Accusations of sexual impropriety are nothing new for New York. Democratic Governor Eliot Spitzer resigned in 2008 amid allegations that he was a customer of a prostitution ring.
Lopez is accused by two female staff members of “pervasive, unwelcome verbal conduct,” according to a letter Assembly Speaker Sheldon Silver, a Manhattan Democrat, sent to Lopez last week notifying Lopez that he had lost his job as head of the housing committee.
Lopez also is accused of putting his hand on an aide’s leg. When she removed it, he placed his hand between her upper thighs and moved it “as far up between her legs as you could go,” the letter said. In another incident, he required an aide to take a trip with him to Atlantic City in July. Once there he tried to kiss her and she had to struggle to fend him off, the letter said. On the drive back, he put his hand between her legs, it said.

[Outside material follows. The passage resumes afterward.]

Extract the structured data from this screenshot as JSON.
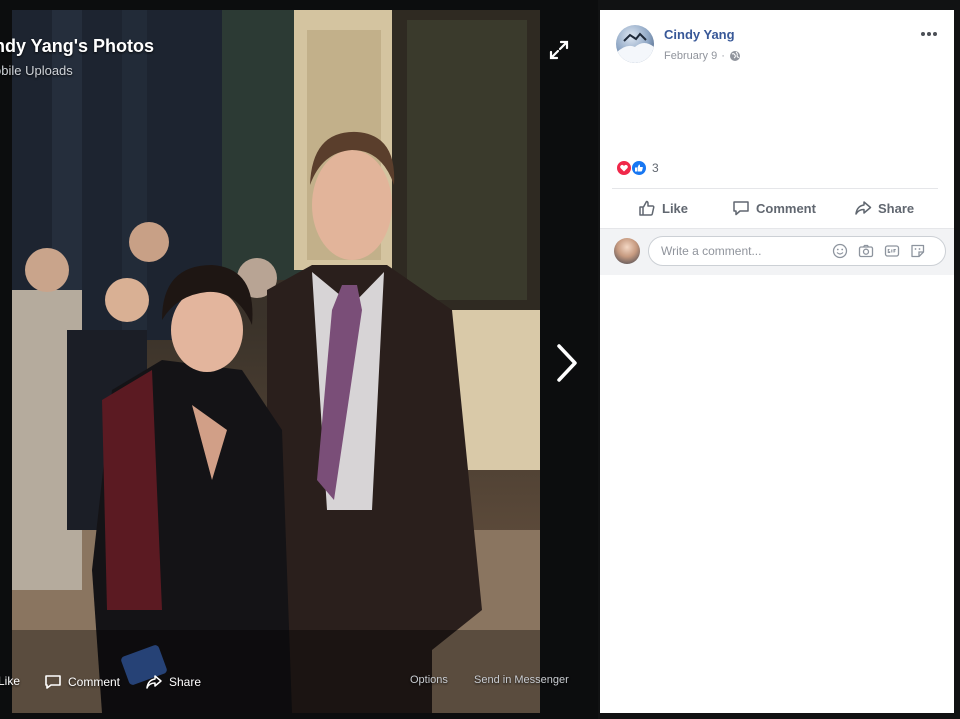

“Sexual harassment at the workplace cannot be tolerated in any shape or form,” Josh Vlasto, a Cuomo spokesman, said in an e-mailed statement yesterday. “These are serious allegations and if true, the Governor believes he should resign.”
Lopez told the New York Daily News last week he won’t leave office and said the accusations weren’t true. He didn’t return phone calls yesterday.